Um dos casos de maior repercussão no país aconteceu em julho deste ano, quando um grupo de quatro homens armados invadiu um terreno e matou 29 cachorros a tiros, incluindo filhotes. Outros três ficaram feridos, incluindo duas cadelas grávidas. A chacina teria acontecido porque um dos cachorros teria mordido um dos atiradores. A reportagem recebeu um vídeo que mostra um cachorro agonizando após supostamente ser atingido por tiros na semana passada, em ataque que teria deixado três animais mortos e feridos.

A reportagem procurou o Comitê Supremo, braço do governo que organiza a Copa, para perguntar sobre as denúncias feitas pelos ativistas. O órgão informou um e-mail de contato direto com o governo qatari, para o qual a reportagem mandou perguntas, até agora não respondidas.

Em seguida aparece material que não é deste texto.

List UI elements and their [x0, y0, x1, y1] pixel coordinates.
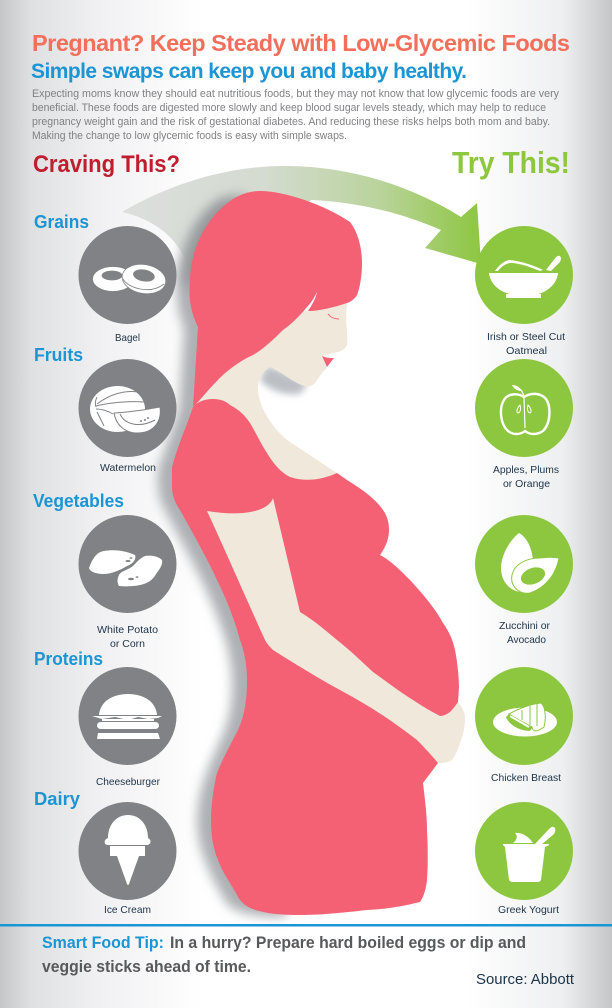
icon circle	[78, 515, 176, 613]
food row: dairy craving	[34, 788, 176, 916]
intro text: Making the change to low glycemic foods is easy with simple swaps.	[32, 130, 347, 142]
label: Watermelon	[100, 462, 156, 474]
icon circle	[475, 226, 573, 324]
label: or Orange	[503, 478, 550, 490]
icon: chicken on plate	[493, 703, 557, 736]
intro text: beneficial. These foods are digested more slowly and keep blood sugar levels steady, which may help to reduce	[32, 102, 546, 114]
heading: craving this: Craving This?	[33, 151, 180, 178]
heading: try this: Try This!	[452, 145, 570, 180]
label: Oatmeal	[506, 345, 547, 357]
label: Cheeseburger	[96, 776, 160, 788]
icon circle	[475, 667, 573, 765]
title: Pregnant? Keep Steady with Low-Glycemic Foods	[32, 30, 570, 56]
label	[499, 620, 550, 646]
food row: grains craving	[34, 211, 176, 344]
category: dairy: Dairy	[34, 788, 81, 809]
label: or Corn	[110, 638, 145, 650]
swap: apples	[475, 359, 573, 490]
icon: bowl	[489, 256, 561, 298]
icon: bagel	[92, 261, 168, 297]
label: Chicken Breast	[491, 772, 561, 784]
label	[487, 331, 565, 357]
label: Bagel	[115, 332, 140, 344]
label	[493, 464, 559, 490]
swap: yogurt	[475, 802, 573, 916]
icon circle	[78, 359, 176, 457]
source: Source: Abbott	[476, 971, 575, 988]
smart food tip: In a hurry? Prepare hard boiled eggs or dip and	[170, 934, 526, 952]
label: Zucchini or	[499, 620, 550, 632]
icon: watermelon	[90, 386, 160, 433]
eye	[328, 314, 339, 319]
icon: ice cream	[105, 815, 151, 885]
chin shadow	[260, 366, 308, 394]
icon: yogurt cup	[503, 827, 555, 882]
category: vegetables: Vegetables	[33, 490, 124, 511]
label: Ice Cream	[104, 904, 151, 916]
subtitle: Simple swaps can keep you and baby healthy.	[31, 60, 467, 83]
label	[97, 624, 158, 650]
label: Greek Yogurt	[498, 904, 559, 916]
category: fruits: Fruits	[34, 344, 83, 365]
divider line	[0, 924, 612, 926]
category: proteins: Proteins	[34, 648, 103, 669]
dress	[172, 399, 459, 915]
label: Irish or Steel Cut	[487, 331, 565, 343]
intro text: Expecting moms know they should eat nutritious foods, but they may not know that low glycemic foods are very	[32, 88, 559, 100]
smart food tip: veggie sticks ahead of time.	[42, 958, 251, 976]
icon circle	[78, 226, 176, 324]
swap: avocado	[475, 515, 573, 646]
icon circle	[78, 802, 176, 900]
category: grains: Grains	[34, 211, 89, 232]
icon: potato	[89, 550, 162, 586]
icon: apple	[501, 385, 549, 434]
lips	[322, 356, 334, 367]
icon circle	[78, 667, 176, 765]
arm	[207, 498, 465, 763]
intro text	[32, 88, 559, 142]
icon: cheeseburger	[92, 694, 162, 739]
icon circle	[475, 802, 573, 900]
icon circle	[475, 359, 573, 457]
intro text: pregnancy weight gain and the risk of gestational diabetes. And reducing these risks helps both mom and baby.	[32, 116, 550, 128]
icon: avocado	[501, 533, 559, 593]
food row: fruits craving	[34, 344, 176, 474]
hair shadow	[184, 200, 240, 285]
food row: proteins craving	[34, 648, 176, 788]
food row: vegetables craving	[33, 490, 176, 650]
woman figure	[172, 191, 465, 915]
woman shadow	[158, 193, 296, 917]
label: Avocado	[507, 634, 546, 646]
arrow	[122, 166, 481, 290]
swap: oatmeal	[475, 226, 573, 357]
label: White Potato	[97, 624, 158, 636]
smart food tip: Smart Food Tip:	[42, 934, 164, 952]
skin: neck and face	[193, 303, 347, 500]
swap: chicken	[475, 667, 573, 784]
icon circle	[475, 515, 573, 613]
hair	[189, 191, 362, 407]
smart food tip	[42, 934, 526, 976]
label: Apples, Plums	[493, 464, 559, 476]
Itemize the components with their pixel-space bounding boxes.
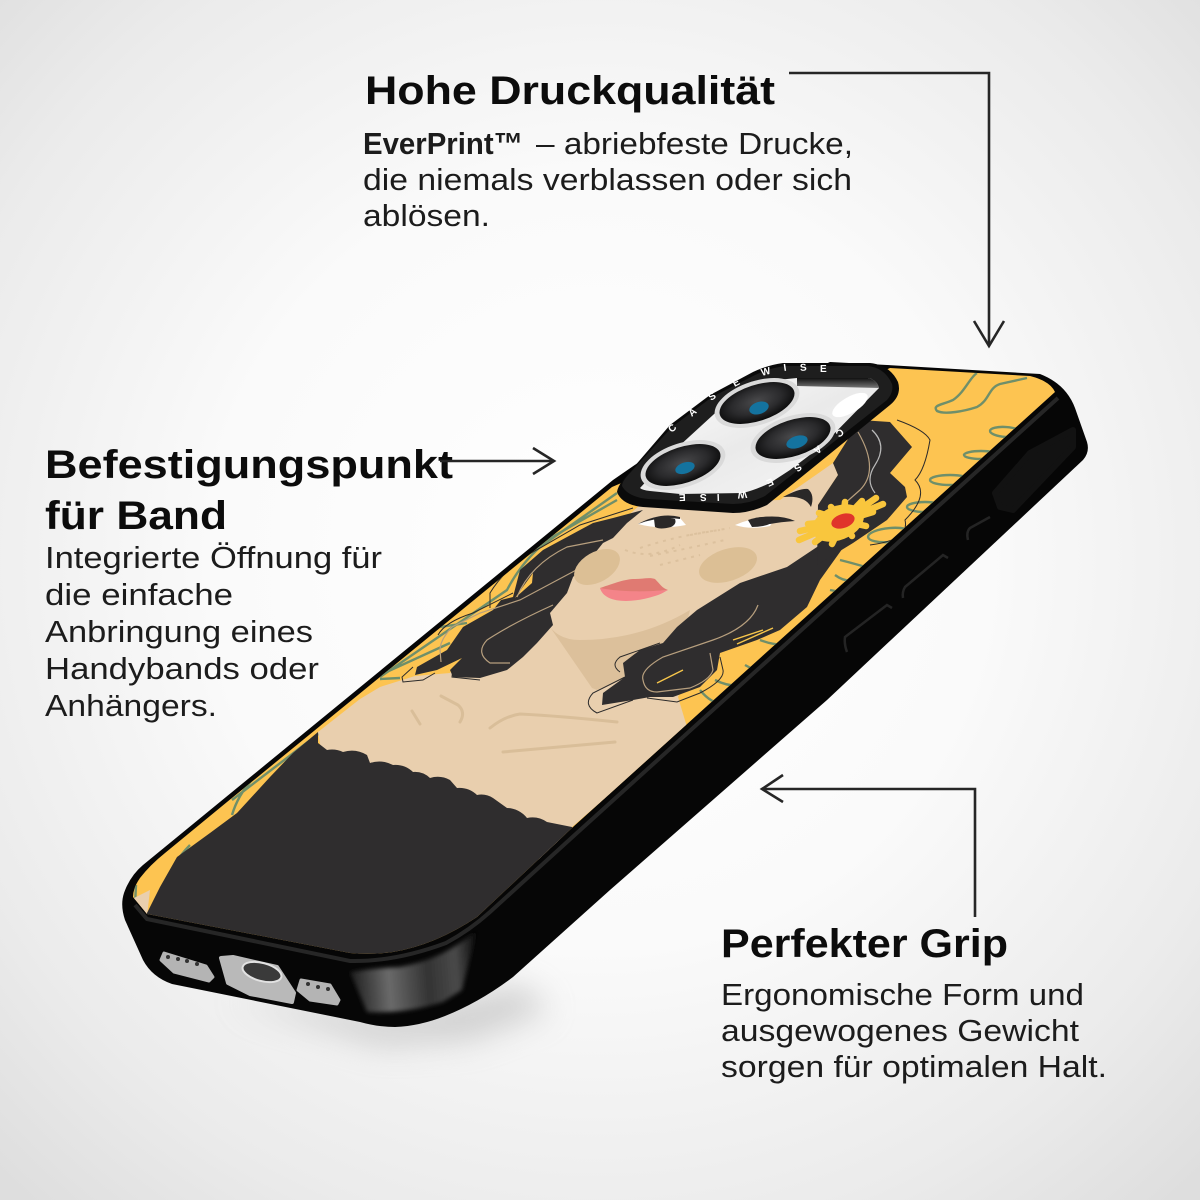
callout: strap attachment	[45, 443, 453, 723]
island window	[640, 378, 879, 494]
heading: Befestigungspunkt für Band	[45, 443, 453, 538]
body text: strap attachment: Handybands oder	[45, 652, 319, 686]
body text: print quality: – abriebfeste Drucke,	[536, 127, 853, 161]
arrow: print quality	[789, 73, 1004, 346]
lens left	[634, 430, 732, 500]
body text: grip	[721, 978, 1107, 1084]
camera island	[617, 362, 899, 513]
callout: grip	[721, 922, 1107, 1084]
body text: grip: Ergonomische Form und	[721, 978, 1084, 1012]
arrow: strap attachment	[440, 448, 554, 474]
brand text: CASEWISE	[678, 426, 845, 502]
body text: strap attachment: Anhängers.	[45, 689, 217, 723]
neck lines	[412, 696, 617, 752]
brand text	[666, 362, 845, 502]
cheeks	[574, 547, 757, 585]
flower	[799, 497, 883, 549]
hair right	[602, 543, 845, 705]
speaker left	[161, 953, 213, 981]
side buttons	[845, 517, 990, 652]
hair top right	[817, 420, 912, 550]
dress	[147, 732, 572, 954]
rim highlight	[135, 398, 1058, 961]
arrow: grip	[762, 775, 975, 917]
body text: print quality: EverPrint™	[363, 127, 523, 161]
lips	[600, 578, 668, 601]
heading: Hohe Druckqualität: Hohe Druckqualität	[365, 69, 775, 113]
callout: print quality	[363, 69, 853, 233]
hair left	[415, 510, 643, 678]
flash	[829, 388, 871, 422]
body text: print quality	[363, 127, 853, 233]
phone case illustration	[120, 350, 1088, 1027]
corner highlight	[350, 930, 477, 1012]
vines	[135, 373, 1046, 905]
bottom ports	[161, 953, 339, 1004]
body text: print quality: die niemals verblassen oder sich	[363, 163, 852, 197]
printed face	[133, 368, 1055, 954]
skin	[318, 463, 838, 860]
camera control	[995, 430, 1073, 510]
yellow print	[120, 350, 1080, 970]
phone body bumper	[122, 362, 1088, 1027]
eyes	[638, 489, 812, 528]
island ring	[617, 363, 899, 513]
speaker right	[298, 980, 339, 1004]
body text: strap attachment	[45, 541, 382, 723]
body text: strap attachment: Anbringung eines	[45, 615, 313, 649]
body text: strap attachment: die einfache	[45, 578, 233, 612]
hair strands	[402, 420, 930, 713]
heading: Befestigungspunkt für Band: Befestigungspunkt	[45, 443, 453, 487]
heading: Befestigungspunkt für Band: für Band	[45, 494, 227, 538]
charging port	[221, 957, 294, 1002]
phone drop shadow	[230, 985, 550, 1045]
heading: Perfekter Grip: Perfekter Grip	[721, 922, 1008, 966]
body text: grip: ausgewogenes Gewicht	[721, 1014, 1080, 1048]
lens top	[708, 368, 806, 438]
body text: print quality: ablösen.	[363, 199, 490, 233]
port hole	[240, 958, 284, 986]
body text: grip: sorgen für optimalen Halt.	[721, 1050, 1107, 1084]
brand text: CASEWISE	[666, 362, 827, 435]
window inner shadow	[797, 378, 879, 388]
skin corner patch	[134, 890, 150, 914]
lens right	[744, 403, 842, 473]
island bevel	[622, 366, 892, 504]
freckles	[625, 528, 730, 565]
neck shadow	[550, 610, 690, 690]
body text: strap attachment: Integrierte Öffnung für	[45, 541, 382, 575]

Em outubro, a ONG Paws Rescue Qatar denunciou o caso de uma cadela chamada Milady, encontrada com resquícios de balas alojados pelo corpo. “Quantos cachorros vão ser baleados antes que alguém leve isso a sério?”, escreveu a ONG no Instagram. Outras imagens foram enviadas mostrando cachorros amputados e exames de raio-x provando a presença balas no corpo dos animais.

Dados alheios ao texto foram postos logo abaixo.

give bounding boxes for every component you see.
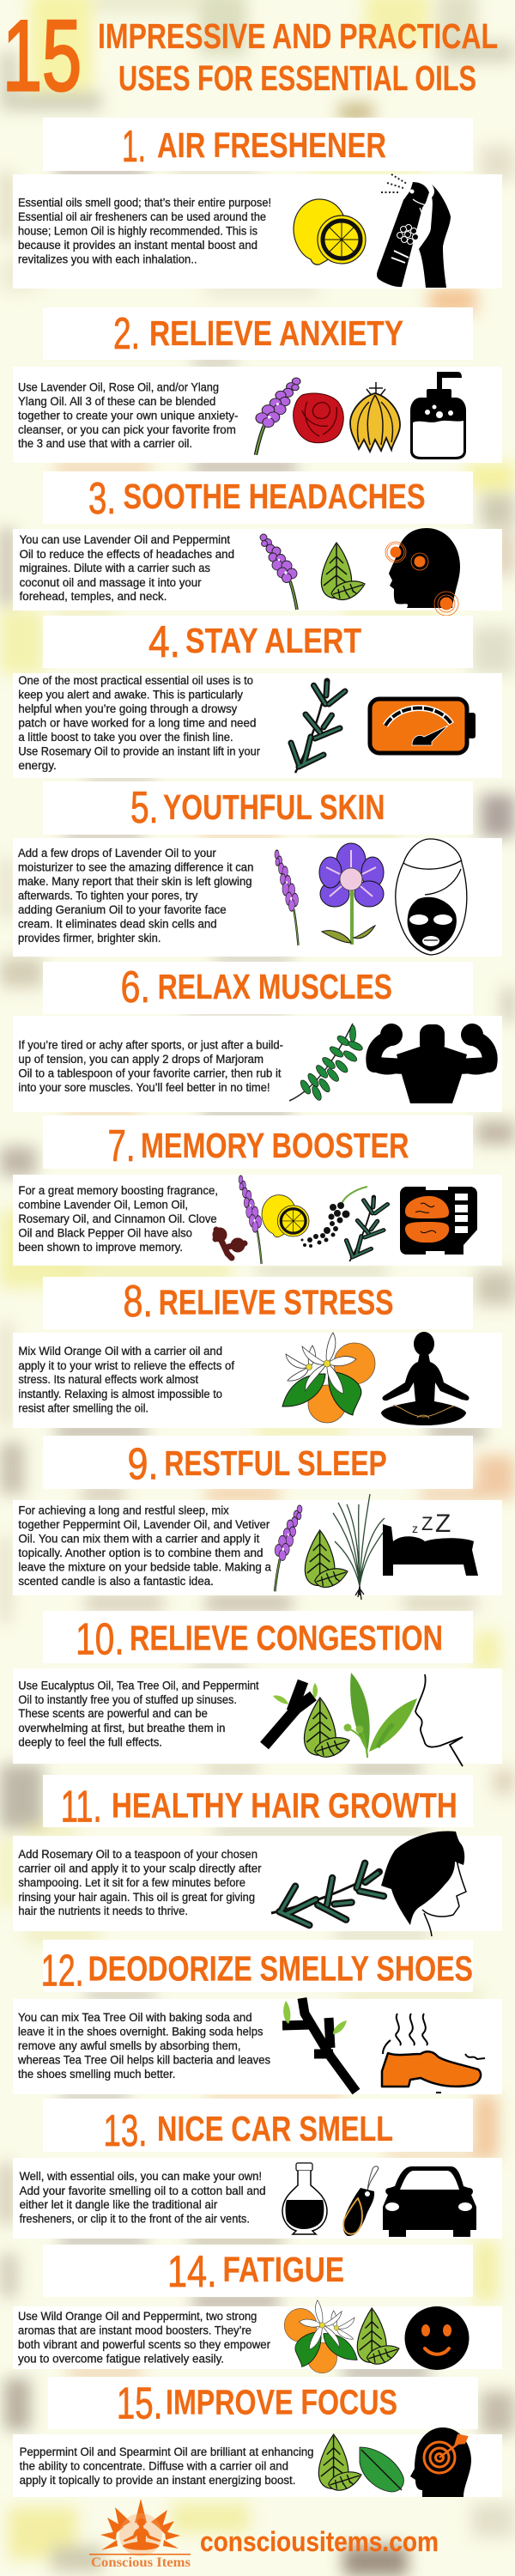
heading: 7. Memory Booster [43,1115,473,1171]
heading: 6. Relax Muscles [43,962,473,1014]
panel: improve focus [13,2427,502,2497]
text block: One of the most practical essential oil uses is to [18,674,253,687]
icon: lemon [262,1195,309,1237]
title text [98,16,498,98]
heading: 8. Relieve Stress: RELIEVE STRESS [159,1283,394,1322]
icon: smelly shoe [382,2014,485,2093]
heading: 12. Deodorize Smelly Shoes [41,1940,473,1996]
icon: smiley face [405,2306,469,2370]
text block: remove any awful smells by absorbing them, [18,2039,240,2052]
heading: 6. Relax Muscles: 6. [120,963,150,1012]
text block: rinsing your hair again. This oil is great for giving [18,1891,255,1904]
text block: been shown to improve memory. [18,1241,183,1254]
text block: a little boost to take you over the finish line. [18,731,233,744]
heading: 9. Restful Sleep: RESTFUL SLEEP [164,1443,387,1483]
panel: relieve stress [13,1332,502,1428]
text block [18,1504,271,1588]
text block: provides firmer, brighter skin. [18,932,161,945]
text block: Well, with essential oils, you can make your own! [20,2170,262,2183]
text block: If you’re tired or achy after sports, or just after a build- [18,1039,283,1051]
icon: cloves [213,1228,245,1258]
text block: you to overcome fatigue relatively easily. [18,2353,224,2365]
text block: Peppermint Oil and Spearmint Oil are brilliant at enhancing [20,2445,313,2458]
text block: Add a few drops of Lavender Oil to your [18,847,216,860]
text block: Oil and Black Pepper Oil have also [18,1226,192,1240]
text block: resist after smelling the oil. [18,1401,148,1415]
panel: restful sleep [13,1494,502,1600]
icon: rose [294,393,343,443]
text block: revitalizes you with each inhalation.. [18,252,197,265]
icon: spearmint leaf [360,2447,403,2492]
icon: ylang ylang flower [350,382,400,452]
text block: leave it in the shoes overnight. Baking soda helps [18,2025,264,2038]
icon: rosemary [347,1197,387,1261]
heading: 5. Youthful Skin: 5. [130,783,158,833]
icon: meditating person [381,1332,470,1425]
title numeral 15: 15 [3,0,82,112]
text block: keep you alert and awake. This is particularly [18,689,243,701]
heading: 3. Soothe Headaches: 3. [88,474,116,524]
text block: patch or have worked for a long time and need [18,716,257,730]
text block: either let it dangle like the traditional air [20,2198,218,2211]
panel: deodorize smelly shoes [13,1998,502,2094]
heading: 15. Improve Focus: 15. [117,2379,162,2428]
text block [20,2445,313,2487]
text block: both vibrant and powerful scents so they empower [18,2338,270,2351]
icon: geranium flower [319,843,384,945]
icon: head with hair [381,1831,466,1936]
text block [18,1345,234,1415]
panel: soothe headaches [13,528,502,616]
heading: 14. Fatigue: FATIGUE [223,2250,344,2289]
icon: peppermint leaf [318,2434,361,2490]
icon: tea tree branch [282,1998,356,2092]
text block: Oil to a tablespoon of your favorite carrier, then rub it [18,1066,282,1080]
heading: 2. Relieve Anxiety [43,307,473,360]
text block: Mix Wild Orange Oil with a carrier oil and [18,1345,222,1358]
text block: overwhelming at first, but breathe them in [18,1722,226,1735]
heading: 4. Stay Alert [43,616,473,668]
text block [18,847,253,945]
text block: coconut oil and massage it into your [20,576,202,589]
logo meditating figure [123,2518,161,2550]
heading: 15. Improve Focus [48,2377,478,2429]
text block: cleanser, or you can pick your favorite from [18,423,236,436]
text block: together to create your own unique anxiety- [18,409,239,422]
text block: combine Lavender Oil, Lemon Oil, [18,1199,188,1211]
icon: lavender [256,378,300,455]
heading: 10. Relieve Congestion: 10. [76,1614,124,1664]
text block: Oil to instantly free you of stuffed up sinuses. [18,1693,237,1706]
icon: head with pain points [385,528,460,616]
text block [17,2011,270,2081]
icon: bed with person sleeping [383,1510,478,1576]
icon: rosemary [268,1839,393,1959]
icon: lemon [294,199,366,264]
text block: the ability to concentrate. Diffuse with a carrier oil and [20,2459,288,2473]
icon: oil bottle [282,2163,327,2234]
heading: 2. Relieve Anxiety: 2. [113,309,140,359]
heading: 1. Air Freshener [43,118,473,172]
text block: Ylang Oil. All 3 of these can be blended [18,395,215,408]
text block: You can mix Tea Tree Oil with baking soda and [18,2011,252,2024]
heading: 13. Nice Car Smell: 13. [103,2106,147,2156]
text block: helpful when you’re going through a drowsy [18,702,238,715]
text block: Essential oils smell good; that’s their entire purpose! [18,196,271,210]
panel: healthy hair growth [13,1831,502,1959]
icon: peppermint leaf [357,2308,399,2364]
text block: moisturizer to see the amazing difference it can [18,860,253,874]
heading: 6. Relax Muscles: RELAX MUSCLES [158,967,392,1006]
icon: muscular torso [367,1024,496,1103]
icon: marjoram sprig [289,1024,364,1102]
icon: lavender [275,850,299,945]
text block [18,1848,262,1917]
icon: bed with person sleeping: z [412,1522,418,1535]
text block: together Peppermint Oil, Lavender Oil, and Vetiver [18,1518,270,1531]
heading: 2. Relieve Anxiety: RELIEVE ANXIETY [149,313,403,353]
text block: Use Wild Orange Oil and Peppermint, two strong [18,2310,257,2323]
text block: Essential oil air fresheners can be used around the [18,210,266,223]
panel: nice car smell [13,2158,502,2239]
heading: 4. Stay Alert: STAY ALERT [185,621,361,660]
text block: Oil to reduce the effects of headaches and [20,548,234,561]
heading: 13. Nice Car Smell [43,2099,473,2156]
icon: air freshener tag [343,2166,379,2236]
text block: hair the nutrients it needs to thrive. [18,1905,188,1917]
heading: 12. Deodorize Smelly Shoes: 12. [41,1946,84,1996]
text block: because it provides an instant mental boost and [18,239,258,252]
heading: 14. Fatigue [43,2245,473,2297]
text block [18,1039,283,1094]
icon: tea tree branch [264,1681,318,1746]
icon: car front [383,2166,476,2237]
icon: spray bottle in hand [377,174,451,288]
text block: For achieving a long and restful sleep, mix [18,1504,229,1516]
text block: adding Geranium Oil to your favorite face [18,903,227,916]
text block: forehead, temples, and neck. [20,590,167,603]
heading: 3. Soothe Headaches: SOOTHE HEADACHES [124,477,426,516]
text block: Use Lavender Oil, Rose Oil, and/or Ylang [18,381,219,393]
text block: energy. [18,759,57,772]
text block: topically. Another option is to combine them and [18,1546,264,1559]
text block: You can use Lavender Oil and Peppermint [20,533,230,546]
heading: 1. Air Freshener: 1. [122,122,146,172]
text block [18,2310,270,2365]
icon: rosemary [291,681,345,773]
heading: 4. Stay Alert: 4. [148,617,180,667]
text block: stress. Its natural effects work almost [18,1373,198,1386]
text block: house; Lemon Oil is highly recommended. This is [18,224,258,237]
icon: nose profile [415,1674,463,1766]
icon: lavender [260,534,297,610]
logo name: Conscious Items [91,2555,191,2570]
text block: make. Many report that their skin is left glowing [18,875,252,888]
panel: youthful skin [13,838,502,957]
icon: brain memory card [400,1187,477,1255]
heading: 13. Nice Car Smell: NICE CAR SMELL [157,2109,393,2148]
icon: vetiver grass [333,1494,385,1600]
heading: 10. Relieve Congestion [43,1611,473,1664]
text block: apply it topically to provide an instant energizing boost. [20,2474,295,2487]
heading: 8. Relieve Stress: 8. [124,1277,153,1327]
text block: afterwards. To tighten your pores, try [18,890,198,902]
heading: 1. Air Freshener: AIR FRESHENER [157,125,386,165]
text block [20,533,234,603]
heading: 5. Youthful Skin: YOUTHFUL SKIN [163,787,385,827]
text block: Add your favorite smelling oil to a cotton ball and [20,2184,266,2197]
text block: scented candle is also a fantastic idea. [18,1575,214,1588]
icon: black pepper [300,1187,367,1248]
text block: whereas Tea Tree Oil helps kill bacteria and leaves [17,2054,270,2066]
heading: 7. Memory Booster: MEMORY BOOSTER [141,1126,409,1165]
text block: aromas that are instant mood boosters. They’re [18,2324,251,2337]
heading: 11. Healthy Hair Growth [43,1775,473,1832]
text block: For a great memory boosting fragrance, [18,1184,218,1197]
heading: 11. Healthy Hair Growth: 11. [61,1783,102,1832]
text block: Rosemary Oil, and Cinnamon Oil. Clove [18,1212,217,1225]
text block: shampooing. Let it sit for a few minutes before [18,1876,245,1889]
icon: eucalyptus [343,1673,417,1758]
heading: 8. Relieve Stress [43,1277,473,1329]
text block: These scents are powerful and can be [18,1707,208,1720]
heading: 15. Improve Focus: IMPROVE FOCUS [166,2382,397,2421]
icon: peppermint leaf [304,1698,349,1757]
heading: 5. Youthful Skin [43,781,473,835]
text block: migraines. Dilute with a carrier such as [20,562,210,574]
heading: 7. Memory Booster: 7. [108,1121,136,1171]
text block: Oil. You can mix them with a carrier and apply it [18,1532,260,1546]
icon: lavender [239,1176,262,1264]
text block: Add Rosemary Oil to a teaspoon of your chosen [18,1848,258,1861]
text block [18,1680,259,1748]
logo sun rays [100,2499,180,2556]
heading: 9. Restful Sleep: 9. [127,1439,158,1489]
text block: deeply to feel the full effects. [18,1736,162,1748]
panel: fatigue [13,2300,502,2373]
icon: orange blossom [282,1333,375,1423]
heading: 14. Fatigue: 14. [167,2247,217,2297]
text block: into your sore muscles. You’ll feel better in no time! [18,1081,270,1094]
text block: Use Eucalyptus Oil, Tea Tree Oil, and Peppermint [18,1680,259,1692]
panel: relieve anxiety [13,367,502,463]
heading: 3. Soothe Headaches [43,471,473,524]
heading: 10. Relieve Congestion: RELIEVE CONGESTION [130,1618,443,1657]
text block [18,674,260,772]
text block: the shoes smelling much better. [18,2068,175,2081]
panel: relax muscles [13,1016,502,1112]
panel: relieve congestion [13,1668,502,1766]
icon: bed with person sleeping: Z [435,1510,451,1538]
text block: up of tension, you can apply 2 drops of Marjoram [18,1053,264,1066]
text block: the 3 and use that with a carrier oil. [18,437,192,450]
text block: carrier oil and apply it to your scalp directly after [18,1862,262,1875]
heading: 9. Restful Sleep [43,1436,473,1489]
text block: apply it to your wrist to relieve the effects of [18,1359,234,1372]
icon: head with target [410,2427,471,2497]
logo: Conscious Items [89,2499,191,2570]
logo rule [89,2554,191,2555]
title [3,0,498,112]
website address: consciousitems.com [200,2526,439,2557]
text block [20,2170,266,2226]
text block: leave the mixture on your bedside table. Making a [18,1561,271,1573]
panel: stay alert [13,673,502,778]
icon: orange blossom [284,2300,357,2373]
text block: fresheners, or clip it to the front of the air vents. [20,2212,250,2226]
icon: peppermint leaf [321,543,365,600]
text block [18,196,271,265]
icon: soap pump bottle [410,372,466,459]
text block: instantly. Relaxing is almost impossible to [18,1388,222,1400]
text block [18,1184,218,1254]
icon: lavender [275,1505,302,1591]
text block [18,381,239,450]
icon: battery gauge [370,699,476,753]
text block: Use Rosemary Oil to provide an instant lift in your [18,745,260,757]
icon: peppermint leaf [305,1530,348,1588]
panel: air freshener [13,174,502,289]
icon: bed with person sleeping: Z [421,1513,433,1534]
icon: face mask with towel [396,839,467,955]
text block: cream. It eliminates dead skin cells and [18,917,217,931]
panel: memory booster [13,1175,502,1266]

Há anos as organizações tratam de cachorros sem tutor, vacinam, castram, inserem um microchip e os disponibilizam para adoção. Elas dizem, porém, que o governo tem recolhido esses animais e os levado a uma propriedade no interior do país. Em uma das fotos enviadas à reportagem, a remoção de um cachorro é feita por um carro da empresa Al Mukhtar, especializada em controle de praga.

O governo impede que os ativistas visitem esse espaço e fiscalizem suas condições. “Estimamos que cerca de 5 mil cachorros foram levados até hoje, mas eles não têm capacidade de abrigar tantos animais assim. Pedi várias fotos desse abrigo, mas eles nem sequer me deixam ver uma foto”, afirmou Noora Al-Thani, do grupo Qatar Animal Rescues. “Uma vez recolhida, a maioria nunca é vista ou ouvida novamente”, disse ela. Desde novembro do ano passado, o número de cães nos abrigos foi drasticamente reduzido.

Asiáticos são mais distantes de cachorros do que ocidentais

A suspeita dos ativistas é que os animais são deixados para morrer no deserto ou que são mortos a tiros. Mas as denúncias de matança de cachorros não chegam a chocar a maioria da população qatari por causa do distanciamento afetivo entre as duas espécies nos países de cultura árabe e muçulmana.

O historiador Alan Mikhail, da Universidade de Yale, nos Estados Unidos, afirma que os cachorros eram vistos como uma ferramenta útil nas cidades medievais árabes porque comiam lixo e deixavam as ruas mais limpas. Mas no século 19, epidemias de peste, cólera e malária levaram a população a associar as doenças ao lixo e, em consequência, aos animais que o comiam.

Apesar do Alcorão não proibir o contato de seres humanos com cachorros, eles continuam sendo vistos como animais sujos por muitos fiéis. “A relação dos qataris com cachorros é assim por causa da religião”, afirma a veterinária brasileira Luciana Petry, que trabalha desde o ano passado em uma clínica em Doha. “Se um muçulmano toca num cachorro ele precisa lavar a mão sete vezes antes de rezar. Os árabes e asiáticos de forma geral têm muito medo. Quando eu passeio com meus cachorros na rua, as pessoas passam por eles pulando.”

Noora Al-Thani, da Qatar Animal Rescues, afirma que o número de cães recolhidos pelo governo está aumentando, mas o número de animais que eles dizem ter sob guarda tem diminuído. “Quando perguntamos o que aconteceu com eles, não obtemos resposta. Eles nos dizem que o abrigo do governo é um local ‘confidencial’ e não nos deixam visitá-lo por conta própria. Eles tratam os abrigos de animais como se fossem uma prisão de segurança máxima.”

Os animais também enfrentaram a fúria de parte da população, que acredita em notícias falsas que circulam em redes sociais chamando os cachorros em situação de rua de “vadios e cruéis, que matam animais selvagens e atacam crianças”. Os ativistas dizem que essas postagens fazem mais moradores denunciarem os cães sem tutor ao governo ou até os matarem.